Ammara BEKKOUCHE (Auteur)
15 – 18
Extensions urbaines et défis environnementaux
N° 108 — Vol. 29 — 30/09/2025

Dans le contexte des mutations rapides que connaissent les villes du Maghreb, la question des extensions urbaines et de leurs effets sur les structures spatiales, sociales et environnementales constitue un enjeu central pour les chercheurs, les aménageurs
et les décideurs publics. Ce numéro d’Insaniyat s’inscrit dans cette problématique en réunissant des contributions qui explorent, à partir de cas algériens, les dynamiques urbaines contemporaines. Leurs implications environnementales soulèvent des défis en termes de gouvernance et de développement durable. Le concept d’extension urbaine en lien avec les formes spatiales, ouvre un champ central pour l’exploration des études urbaines actuelles rapportées aux structures sociales et les environnements locaux. Dans ce contexte d’une urbanisation accélérée, l’Algérie affronte depuis les années 1970, les facteurs de causalité, en l’occurrence la croissance démographique, l’industrialisation, l’exode rural et les politiques d’aménagement volontaristes. C’est ainsi que la production de vastes programmes de construction, souvent en rupture avec les tissus existants, a visiblement marqué les périphéries urbaines par des transformations morphologiques
et sociales. Elle a également mis en évidence des difficultés de gestion urbaine et de protection environnementale, tout en générant de nouvelles formes résidentielles et de stratégies d’appropriation des espaces.
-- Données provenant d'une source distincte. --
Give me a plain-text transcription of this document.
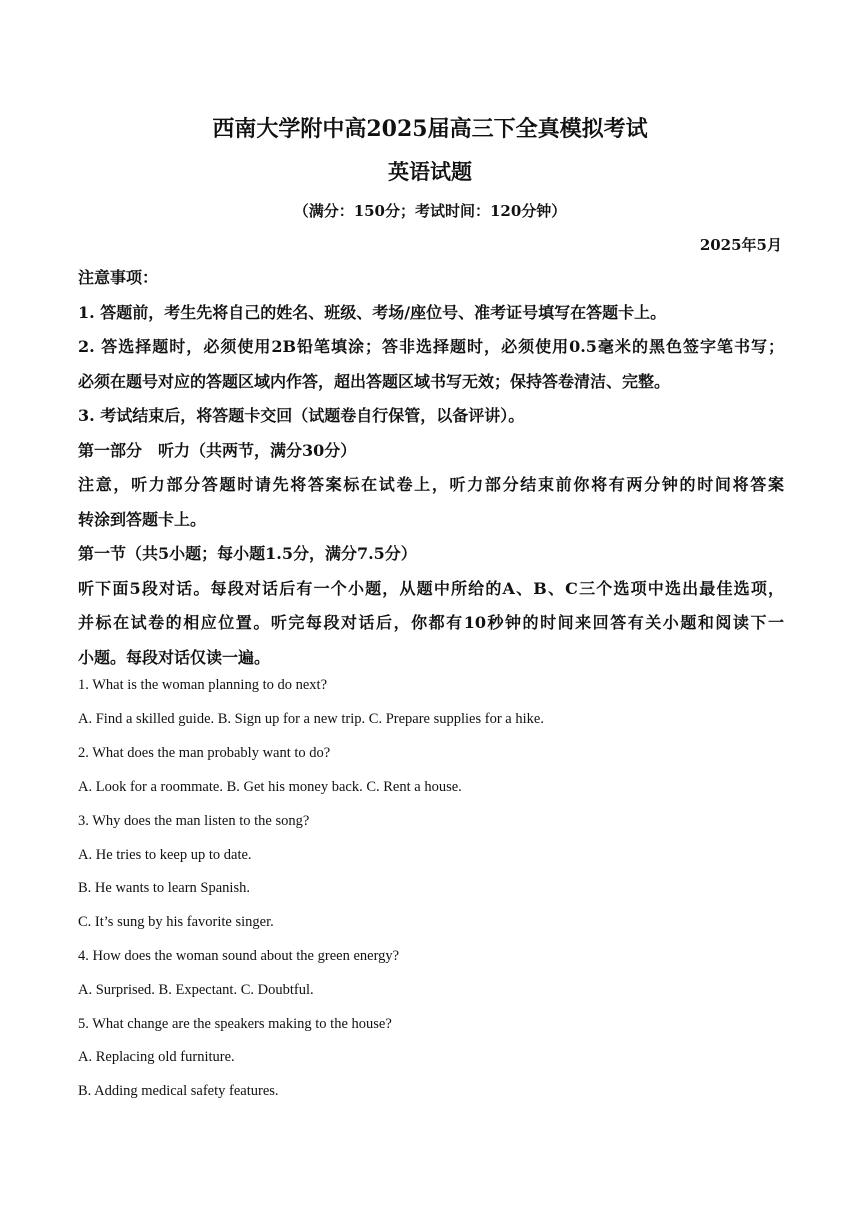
西南大学附中高2025届高三下全真模拟考试
英语试题
（满分：150分；考试时间：120分钟）
2025年5月
注意事项：
1. 答题前，考生先将自己的姓名、班级、考场/座位号、准考证号填写在答题卡上。
2. 答选择题时，必须使用2B铅笔填涂；答非选择题时，必须使用0.5毫米的黑色签字笔书写；
必须在题号对应的答题区域内作答，超出答题区域书写无效；保持答卷清洁、完整。
3. 考试结束后，将答题卡交回（试题卷自行保管，以备评讲）。
第一部分　听力（共两节，满分30分）
注意，听力部分答题时请先将答案标在试卷上，听力部分结束前你将有两分钟的时间将答案
转涂到答题卡上。
第一节（共5小题；每小题1.5分，满分7.5分）
听下面5段对话。每段对话后有一个小题，从题中所给的A、B、C三个选项中选出最佳选项，
并标在试卷的相应位置。听完每段对话后，你都有10秒钟的时间来回答有关小题和阅读下一
小题。每段对话仅读一遍。
1. What is the woman planning to do next?
A. Find a skilled guide. B. Sign up for a new trip. C. Prepare supplies for a hike.
2. What does the man probably want to do?
A. Look for a roommate. B. Get his money back. C. Rent a house.
3. Why does the man listen to the song?
A. He tries to keep up to date.
B. He wants to learn Spanish.
C. It’s sung by his favorite singer.
4. How does the woman sound about the green energy?
A. Surprised. B. Expectant. C. Doubtful.
5. What change are the speakers making to the house?
A. Replacing old furniture.
B. Adding medical safety features.
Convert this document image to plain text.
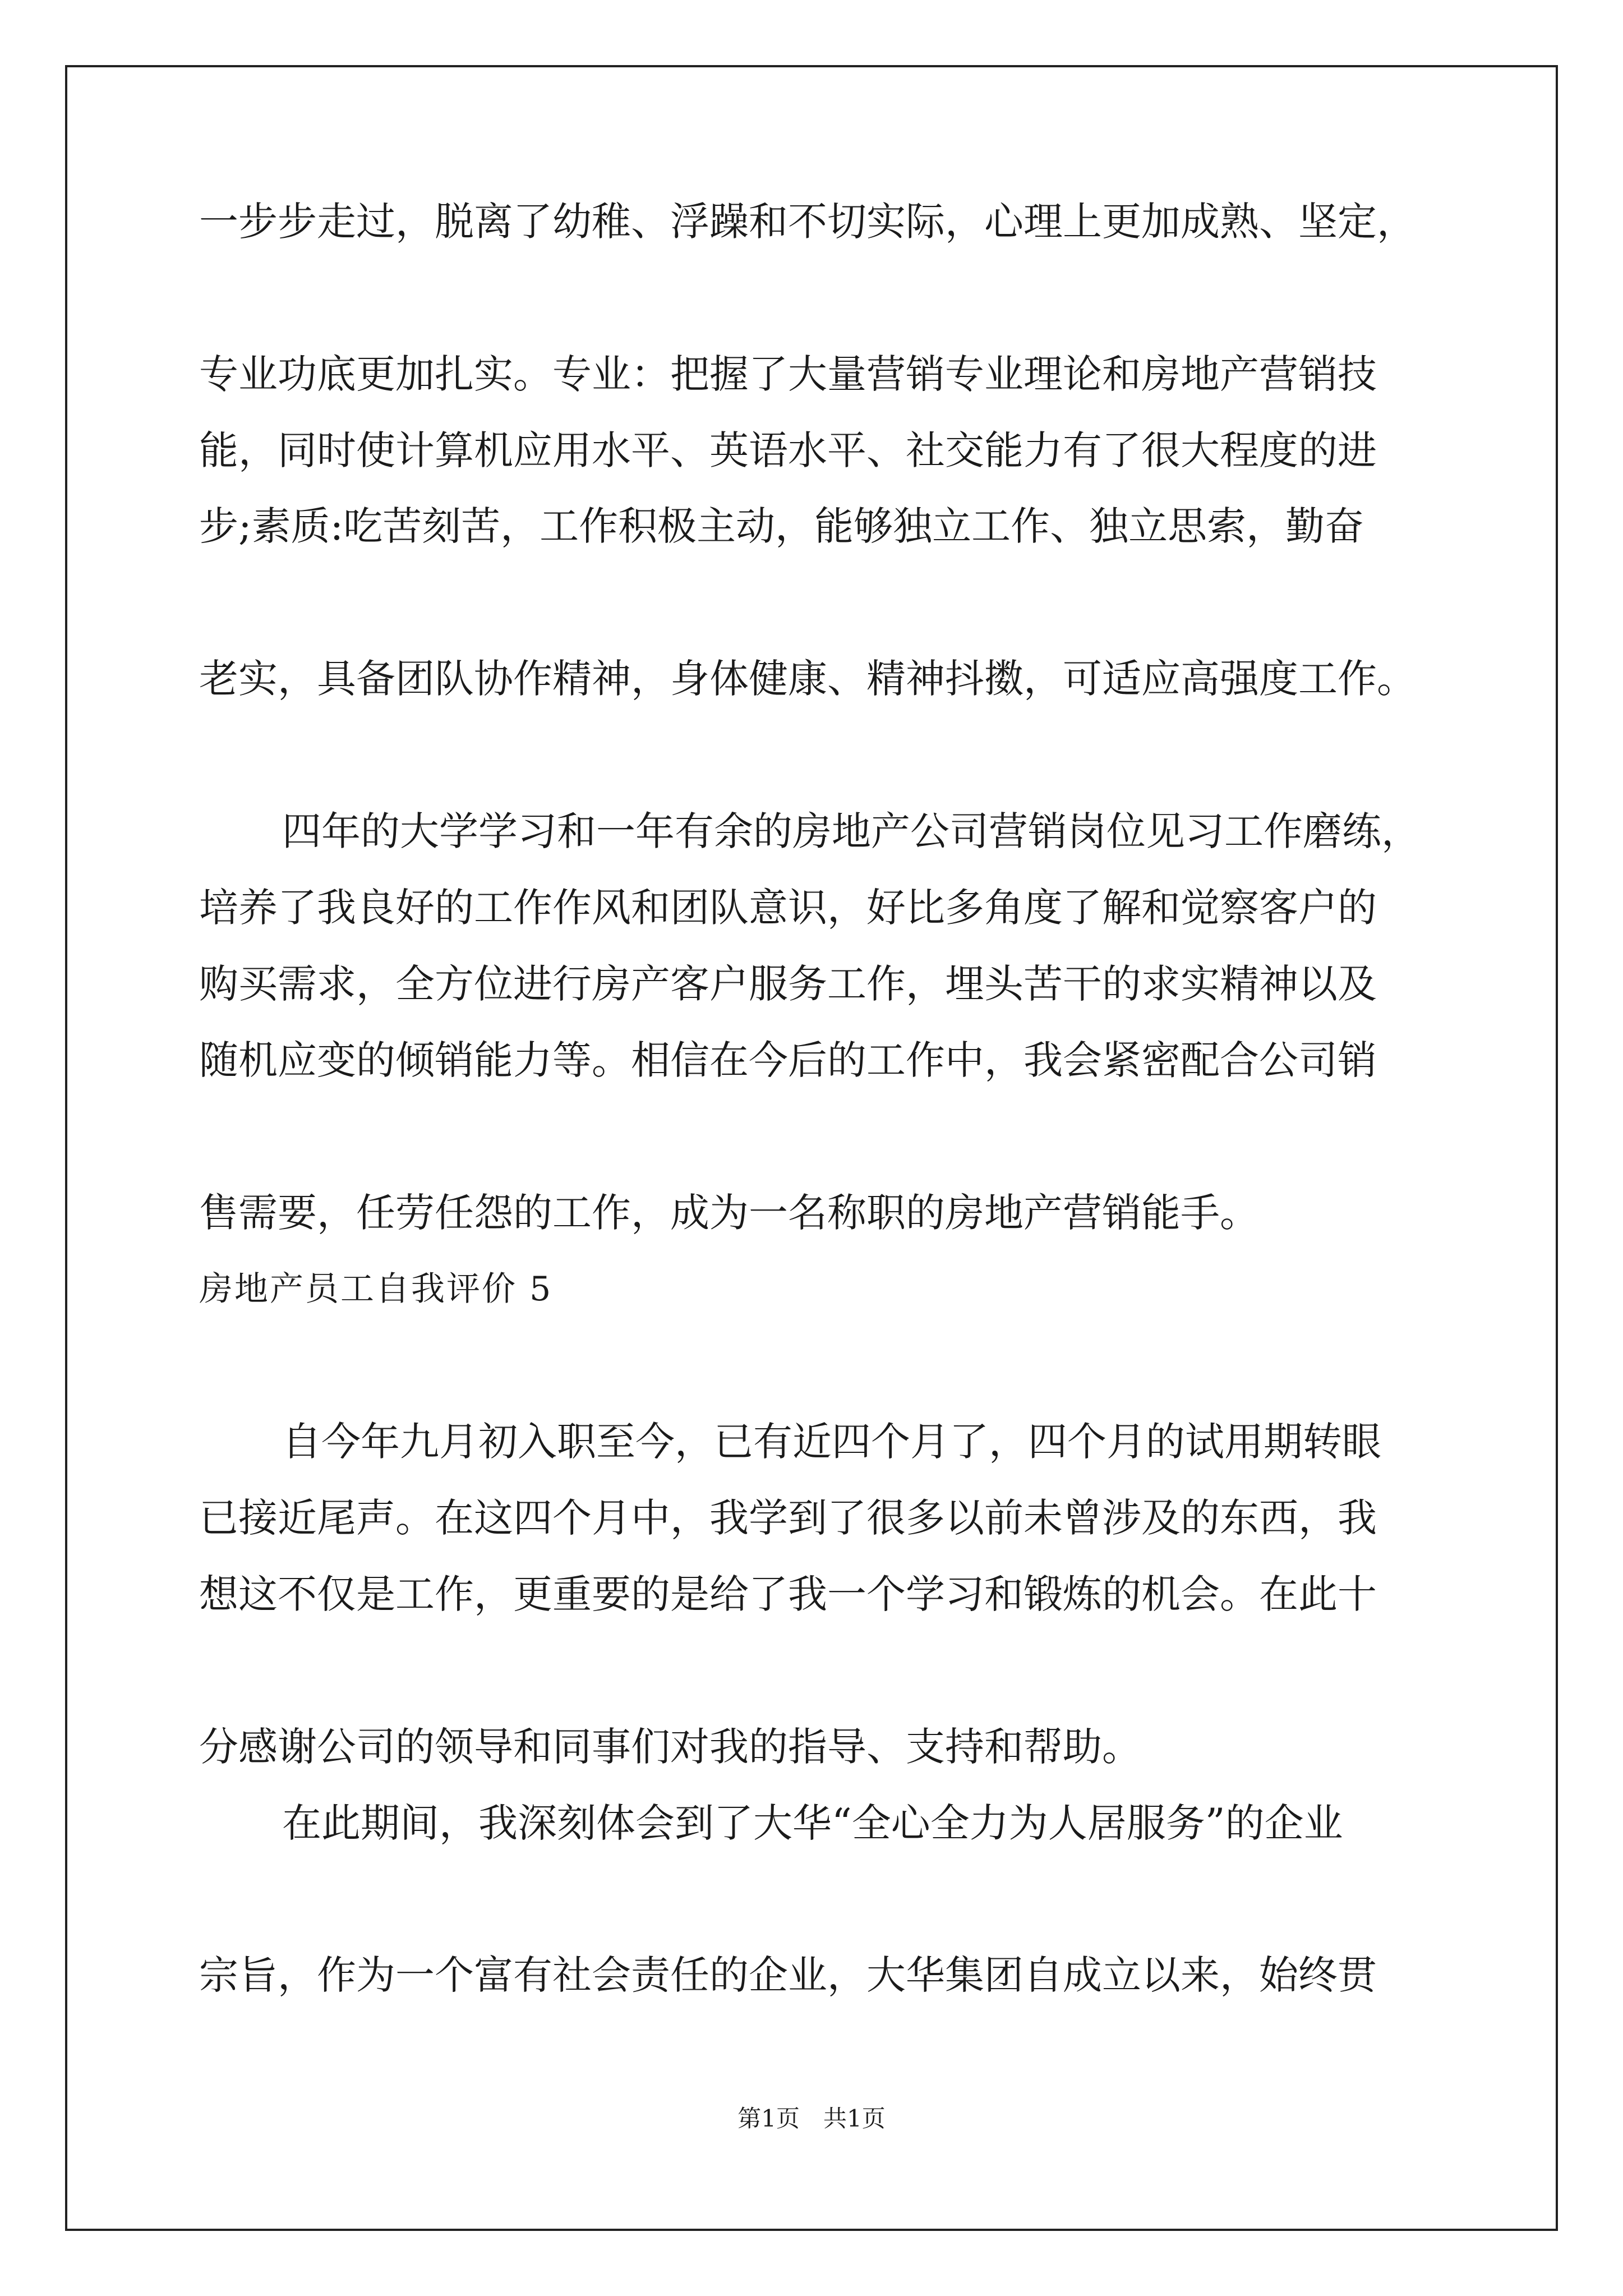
一步步走过，脱离了幼稚、浮躁和不切实际，心理上更加成熟、坚定，
专业功底更加扎实。专业：把握了大量营销专业理论和房地产营销技
能，同时使计算机应用水平、英语水平、社交能力有了很大程度的进
步;素质:吃苦刻苦，工作积极主动，能够独立工作、独立思索，勤奋
老实，具备团队协作精神，身体健康、精神抖擞，可适应高强度工作。
四年的大学学习和一年有余的房地产公司营销岗位见习工作磨练，
培养了我良好的工作作风和团队意识，好比多角度了解和觉察客户的
购买需求，全方位进行房产客户服务工作，埋头苦干的求实精神以及
随机应变的倾销能力等。相信在今后的工作中，我会紧密配合公司销
售需要，任劳任怨的工作，成为一名称职的房地产营销能手。
房地产员工自我评价 5
自今年九月初入职至今，已有近四个月了，四个月的试用期转眼
已接近尾声。在这四个月中，我学到了很多以前未曾涉及的东西，我
想这不仅是工作，更重要的是给了我一个学习和锻炼的机会。在此十
分感谢公司的领导和同事们对我的指导、支持和帮助。
在此期间，我深刻体会到了大华“全心全力为人居服务”的企业
宗旨，作为一个富有社会责任的企业，大华集团自成立以来，始终贯
第1页　共1页
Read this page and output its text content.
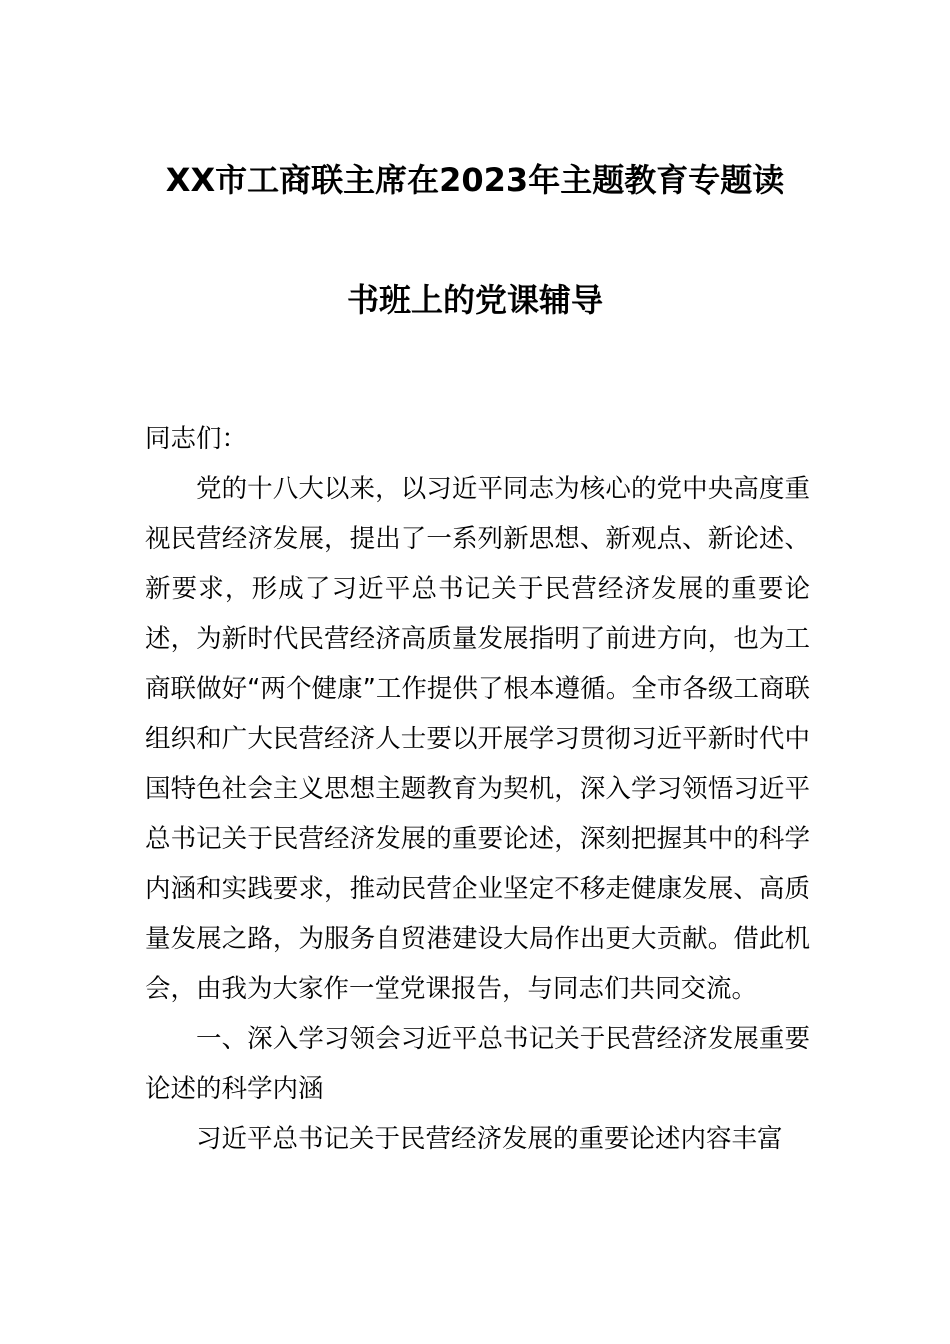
XX市工商联主席在2023年主题教育专题读
书班上的党课辅导
同志们：

党的十八大以来，以习近平同志为核心的党中央高度重视民营经济发展，提出了一系列新思想、新观点、新论述、新要求，形成了习近平总书记关于民营经济发展的重要论述，为新时代民营经济高质量发展指明了前进方向，也为工商联做好“两个健康”工作提供了根本遵循。全市各级工商联组织和广大民营经济人士要以开展学习贯彻习近平新时代中国特色社会主义思想主题教育为契机，深入学习领悟习近平总书记关于民营经济发展的重要论述，深刻把握其中的科学内涵和实践要求，推动民营企业坚定不移走健康发展、高质量发展之路，为服务自贸港建设大局作出更大贡献。借此机会，由我为大家作一堂党课报告，与同志们共同交流。

一、深入学习领会习近平总书记关于民营经济发展重要论述的科学内涵

习近平总书记关于民营经济发展的重要论述内容丰富
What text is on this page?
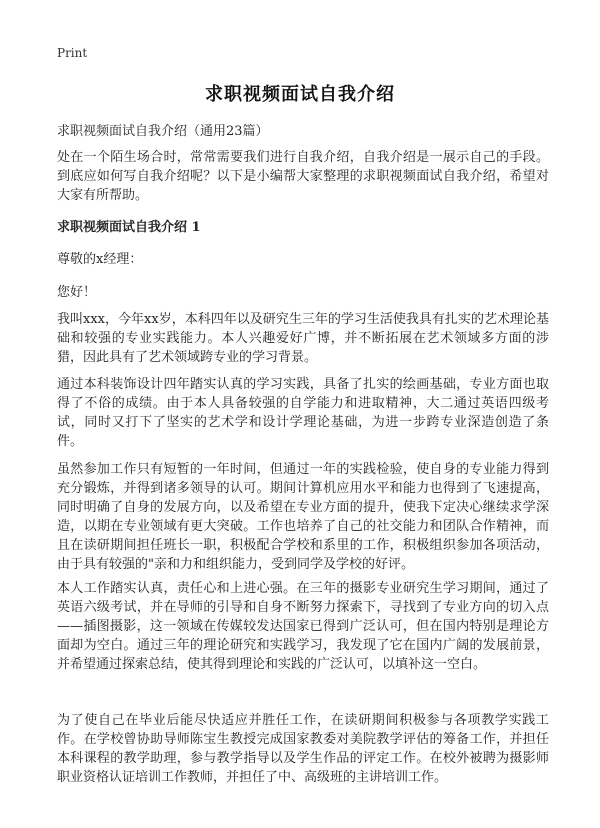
Print
求职视频面试自我介绍
求职视频面试自我介绍（通用23篇）

处在一个陌生场合时，常常需要我们进行自我介绍，自我介绍是一展示自己的手段。到底应如何写自我介绍呢？以下是小编帮大家整理的求职视频面试自我介绍，希望对大家有所帮助。

求职视频面试自我介绍 1
尊敬的x经理：
您好！

我叫xxx，今年xx岁，本科四年以及研究生三年的学习生活使我具有扎实的艺术理论基础和较强的专业实践能力。本人兴趣爱好广博，并不断拓展在艺术领域多方面的涉猎，因此具有了艺术领域跨专业的学习背景。

通过本科装饰设计四年踏实认真的学习实践，具备了扎实的绘画基础，专业方面也取得了不俗的成绩。由于本人具备较强的自学能力和进取精神，大二通过英语四级考试，同时又打下了坚实的艺术学和设计学理论基础，为进一步跨专业深造创造了条件。

虽然参加工作只有短暂的一年时间，但通过一年的实践检验，使自身的专业能力得到充分锻炼，并得到诸多领导的认可。期间计算机应用水平和能力也得到了飞速提高，同时明确了自身的发展方向，以及希望在专业方面的提升，使我下定决心继续求学深造，以期在专业领域有更大突破。工作也培养了自己的社交能力和团队合作精神，而且在读研期间担任班长一职，积极配合学校和系里的工作，积极组织参加各项活动，由于具有较强的"亲和力和组织能力，受到同学及学校的好评。

本人工作踏实认真，责任心和上进心强。在三年的摄影专业研究生学习期间，通过了英语六级考试，并在导师的引导和自身不断努力探索下，寻找到了专业方向的切入点——插图摄影，这一领域在传媒较发达国家已得到广泛认可，但在国内特别是理论方面却为空白。通过三年的理论研究和实践学习，我发现了它在国内广阔的发展前景，并希望通过探索总结，使其得到理论和实践的广泛认可，以填补这一空白。

为了使自己在毕业后能尽快适应并胜任工作，在读研期间积极参与各项教学实践工作。在学校曾协助导师陈宝生教授完成国家教委对美院教学评估的筹备工作，并担任本科课程的教学助理，参与教学指导以及学生作品的评定工作。在校外被聘为摄影师职业资格认证培训工作教师，并担任了中、高级班的主讲培训工作。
Les contributions réunies à ce titre considèrent ces processus à travers des approches pluridisciplinaires combinant urbanisme, architecture, géographie et analyse environnementale. Elles proposent des lectures croisées des formes urbaines émergentes, des logiques foncières, des stratégies d’acteurs et des impacts environnementaux liés à l’expansion urbaine. Ces contributions sont majoritairement issues de thèses de doctorat. Les articles de ce numéro se distinguent par l’originalité des sujets développés et la solidité des enquêtes de terrain sur différentes études de cas des villes algériennes. En ce sens, l’examen des mécanismes de production de l’espace urbain, a diversement questionné les formes résidentielles émergentes, les stratégies d’appropriation et de sécurisation des espaces, ainsi que les impacts environnementaux et sociaux. En mobilisant des cadres théoriques et méthodologiques adaptés aux contextes étudiés, il en ressort un état des lieux critique de certaines tendances de l’urbanisation récentes en Algérie.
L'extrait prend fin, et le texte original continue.